Answers to questions like this discuss how real measurements retain uncertainty due to limitations of our instruments.

Is this uncertainty quantum or classical?

If it's classical, i.e., the wave function truly collapses into a single eigenstate but due to our instrumentation we cannot detect exactly which one and need to use statistics/ mixed states to model our classical uncertainty, as suggested here, this seems highly unphysical as it suggests, e.g., after observing a particle's momentum, even with measurement uncertainty about the particular momentum eigenstate, it is truly (ignoring boundary conditions) in a single momentum eigenstate and delocalized with equal probability across all space.

This is, of course, not what we experience in day-to-day life. I can observe the momentum of particles and, even with tremendous measurement uncertainty, not see them immediately delocalized across all space as would be expected if my observation truly collapsed the wave function to a single momentum eigenstate.

If this uncertainty is quantum, and observations in reality only sharpen wavefunctions around a particular eigenstate while retaining contributions of "nearby" eigenstates, it would seem we need new operators corresponding to this sharpening phenomenon. Projecting with our existing operators, which collapse wave functions to single eigenstates, don't give us the sharpening we're looking for. How do we fix our operators so that the Born rule and other postulates of QM still apply, while making projection consistent with our sharpened but still multi-eigenstate states?

Is this uncertainty quantum or classical?

The measurement uncertainty is classical, estimated with classical statistical mechanics etc.

If it's classical, i.e., the wave function truly collapses into a single eigenstate but due to our instrumentation we cannot detect exactly which

The "collapse"is a sloppy way, in my opinion, to say that new boundary conditions because of measurement will need a new wavefunction solution.

If your are talking of eigenstates of the momentum operator, the plane waves are defined up to infinity and the probability of measuring the momentum would be practically zero.

You are missing the concept of wave packets. If we want to model a real particle as it is going through in the bubble chamber, we would have to use a wavepacket to describe it. Thus it is no longer one "eigen" function , the momentum has a spread.

Here is a bubble chamber photo , where the location of the particles leaving the basic vertex, which is the quantum mechanical interaction under study, are seen like classical particles, the small ionization bubbles their charge leaves in the chamber, the footprint.

We do not need to use the wavepacket description when measuring the momentum, because the measurement errors in space are orders of magnitude larger than the space probability distribution of the wavepacket describing the particle quantum mechanically (think of the Heisenberg uncertainty). So we treat the charged particles with classical electrodynamics equations and the energy losses classically, and measure the momenta from the curvature in the imposed magnetic field.

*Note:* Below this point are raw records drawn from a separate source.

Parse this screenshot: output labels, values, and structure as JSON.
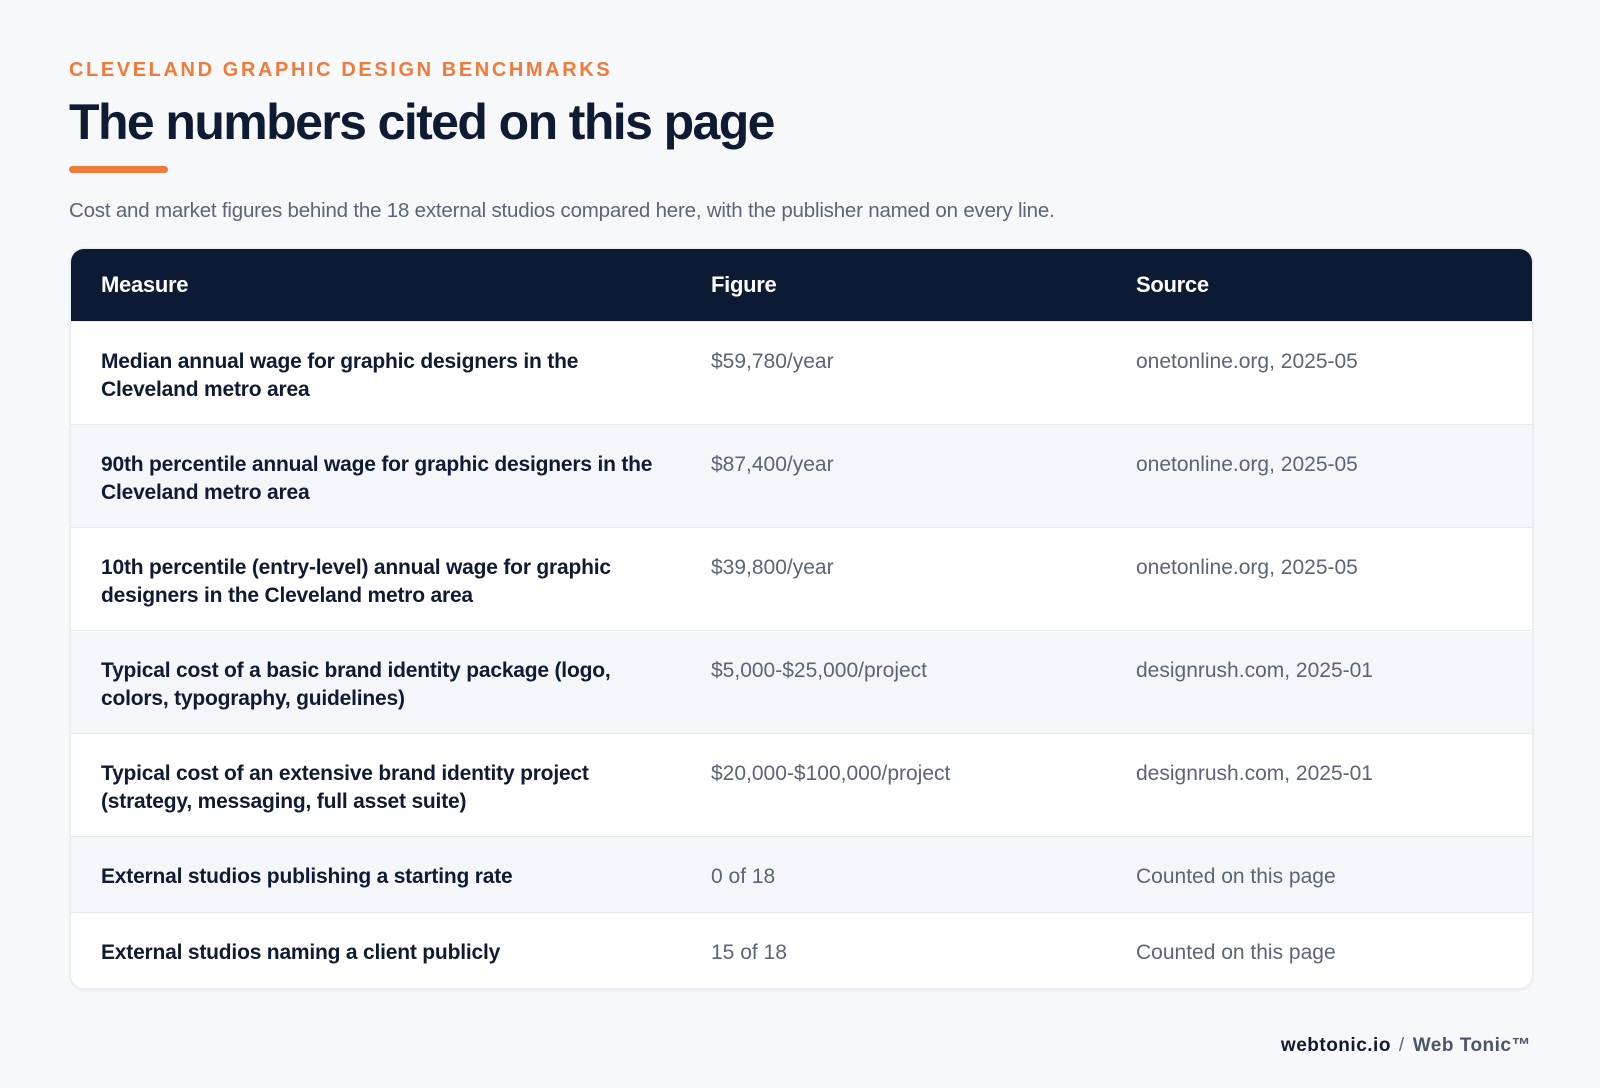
{
  "header": {
    "eyebrow": "CLEVELAND GRAPHIC DESIGN BENCHMARKS",
    "title": "The numbers cited on this page",
    "subtitle": "Cost and market figures behind the 18 external studios compared here, with the publisher named on every line.",
    "accent_color": "#f07a3a"
  },
  "table": {
    "columns": [
      "Measure",
      "Figure",
      "Source"
    ],
    "rows": [
      {
        "measure": "Median annual wage for graphic designers in the Cleveland metro area",
        "figure": "$59,780/year",
        "source": "onetonline.org, 2025-05"
      },
      {
        "measure": "90th percentile annual wage for graphic designers in the Cleveland metro area",
        "figure": "$87,400/year",
        "source": "onetonline.org, 2025-05"
      },
      {
        "measure": "10th percentile (entry-level) annual wage for graphic designers in the Cleveland metro area",
        "figure": "$39,800/year",
        "source": "onetonline.org, 2025-05"
      },
      {
        "measure": "Typical cost of a basic brand identity package (logo, colors, typography, guidelines)",
        "figure": "$5,000-$25,000/project",
        "source": "designrush.com, 2025-01"
      },
      {
        "measure": "Typical cost of an extensive brand identity project (strategy, messaging, full asset suite)",
        "figure": "$20,000-$100,000/project",
        "source": "designrush.com, 2025-01"
      },
      {
        "measure": "External studios publishing a starting rate",
        "figure": "0 of 18",
        "source": "Counted on this page"
      },
      {
        "measure": "External studios naming a client publicly",
        "figure": "15 of 18",
        "source": "Counted on this page"
      }
    ],
    "header_color": "#0d1a33"
  },
  "footer": {
    "domain": "webtonic.io",
    "separator": "/",
    "brand": "Web Tonic™"
  }
}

We accumulate events like the one above in large statistical numbers to study the quantum mechanical crossections of interactions and decays.

The usual eigen-function solutions belong to simple solutions of quantum mechanical equations of bound systems, and their wavefunctions cannot be measured, only the spectra which have a width of the quantum mechanical energy uncertainty of the eigen levels.

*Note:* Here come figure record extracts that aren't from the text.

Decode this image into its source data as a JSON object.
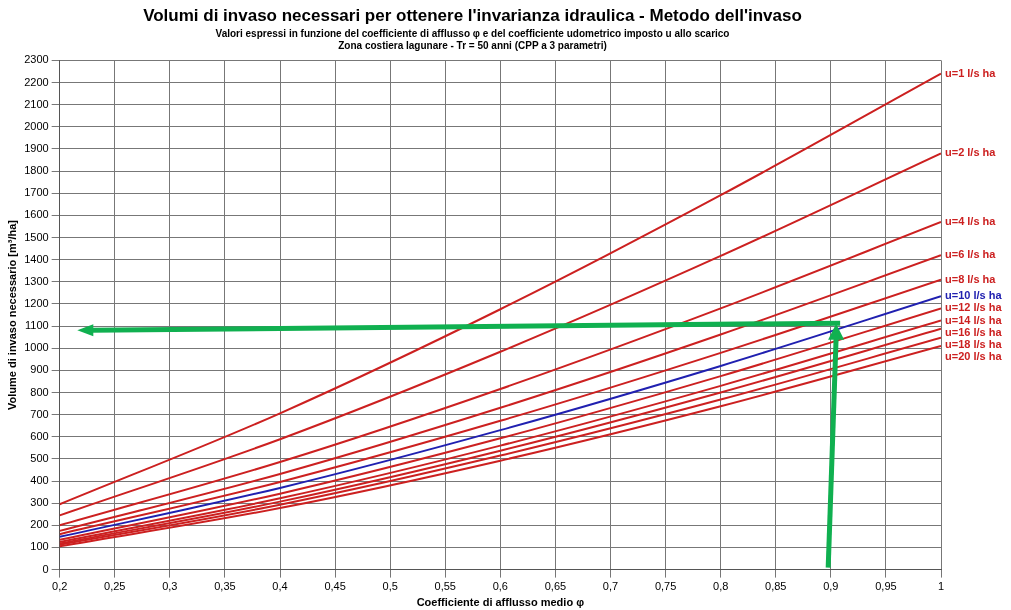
{
  "chart_data": {
    "type": "line",
    "title": "Volumi di invaso necessari per ottenere l'invarianza idraulica - Metodo dell'invaso",
    "subtitle": "Valori espressi in funzione del coefficiente di afflusso φ e del coefficiente udometrico imposto u allo scarico\nZona costiera lagunare - Tr = 50 anni (CPP a 3 parametri)",
    "xlabel": "Coefficiente di afflusso medio φ",
    "ylabel": "Volume di invaso necessario [m³/ha]",
    "x": [
      0.2,
      0.4,
      0.6,
      0.8,
      1
    ],
    "series": [
      {
        "name": "u=1 l/s ha",
        "color": "#cc2020",
        "values": [
          295,
          706,
          1176,
          1691,
          2240
        ]
      },
      {
        "name": "u=2 l/s ha",
        "color": "#cc2020",
        "values": [
          245,
          589,
          984,
          1417,
          1880
        ]
      },
      {
        "name": "u=4 l/s ha",
        "color": "#cc2020",
        "values": [
          200,
          486,
          816,
          1180,
          1570
        ]
      },
      {
        "name": "u=6 l/s ha",
        "color": "#cc2020",
        "values": [
          175,
          432,
          731,
          1062,
          1420
        ]
      },
      {
        "name": "u=8 l/s ha",
        "color": "#cc2020",
        "values": [
          160,
          396,
          672,
          979,
          1310
        ]
      },
      {
        "name": "u=10 l/s ha",
        "color": "#2020b0",
        "values": [
          148,
          369,
          630,
          920,
          1235
        ]
      },
      {
        "name": "u=12 l/s ha",
        "color": "#cc2020",
        "values": [
          135,
          343,
          593,
          874,
          1180
        ]
      },
      {
        "name": "u=14 l/s ha",
        "color": "#cc2020",
        "values": [
          125,
          322,
          560,
          830,
          1125
        ]
      },
      {
        "name": "u=16 l/s ha",
        "color": "#cc2020",
        "values": [
          118,
          307,
          537,
          800,
          1088
        ]
      },
      {
        "name": "u=18 l/s ha",
        "color": "#cc2020",
        "values": [
          112,
          293,
          515,
          768,
          1047
        ]
      },
      {
        "name": "u=20 l/s ha",
        "color": "#cc2020",
        "values": [
          105,
          278,
          492,
          738,
          1010
        ]
      }
    ],
    "xlim": [
      0.2,
      1
    ],
    "xticks": [
      {
        "value": 0.2,
        "label": "0,2"
      },
      {
        "value": 0.25,
        "label": "0,25"
      },
      {
        "value": 0.3,
        "label": "0,3"
      },
      {
        "value": 0.35,
        "label": "0,35"
      },
      {
        "value": 0.4,
        "label": "0,4"
      },
      {
        "value": 0.45,
        "label": "0,45"
      },
      {
        "value": 0.5,
        "label": "0,5"
      },
      {
        "value": 0.55,
        "label": "0,55"
      },
      {
        "value": 0.6,
        "label": "0,6"
      },
      {
        "value": 0.65,
        "label": "0,65"
      },
      {
        "value": 0.7,
        "label": "0,7"
      },
      {
        "value": 0.75,
        "label": "0,75"
      },
      {
        "value": 0.8,
        "label": "0,8"
      },
      {
        "value": 0.85,
        "label": "0,85"
      },
      {
        "value": 0.9,
        "label": "0,9"
      },
      {
        "value": 0.95,
        "label": "0,95"
      },
      1
    ],
    "ylim": [
      0,
      2300
    ],
    "yticks": [
      0,
      100,
      200,
      300,
      400,
      500,
      600,
      700,
      800,
      900,
      1000,
      1100,
      1200,
      1300,
      1400,
      1500,
      1600,
      1700,
      1800,
      1900,
      2000,
      2100,
      2200,
      2300
    ],
    "grid": true,
    "legend": false,
    "marker": "none",
    "line_style": "solid"
  }
}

Wave functions are unmeasurable, only the probability distributions given by the complex conjugate squared is measurable.

I can observe the momentum of particles and, even with tremendous measurement uncertainty, not see them immediately delocalized across all space as would be expected if my observation truly collapsed the wave function to a single momentum eigenstate.

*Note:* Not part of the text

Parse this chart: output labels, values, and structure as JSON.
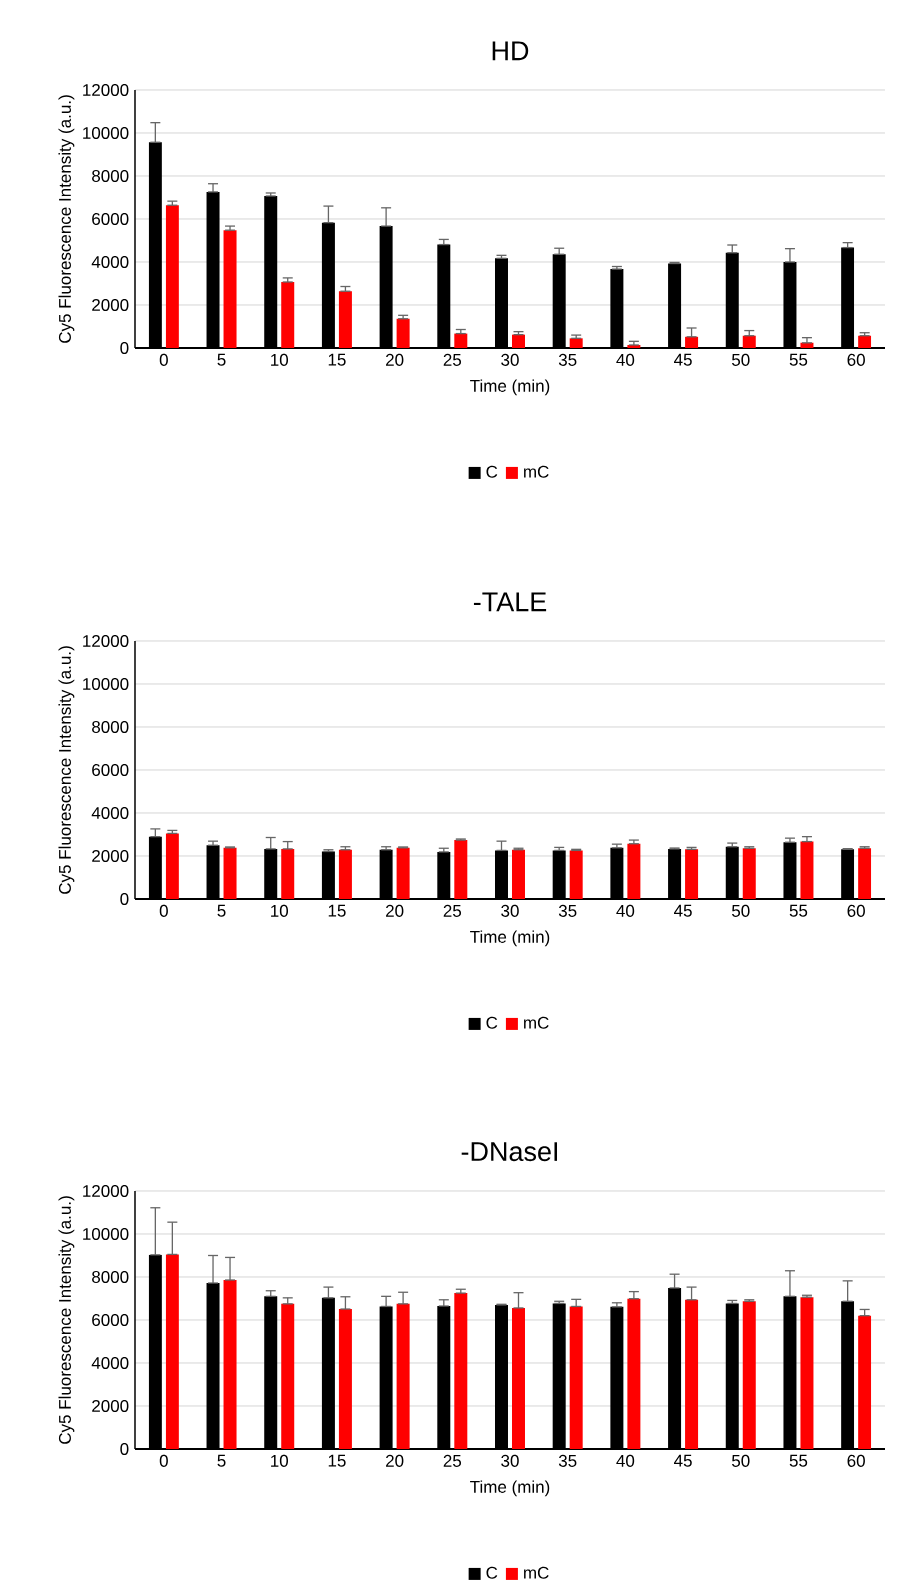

This is a misunderstanding in the case of the momentum operator eigen-function, as described above. Unique states can be defined in the solutions of quantum mechanical equations. The wavefunctions of the hydrogen atom which give the unique spectra, are not plane waves. Eigen functions can have cvarious shapes.

Actually plane wave solutions of the quantum mechanical differential equations are used to construct the Quantum Field Theory , which allows us to calculate crossections and decays for particle interactions and on which the standard model of particle physics is built.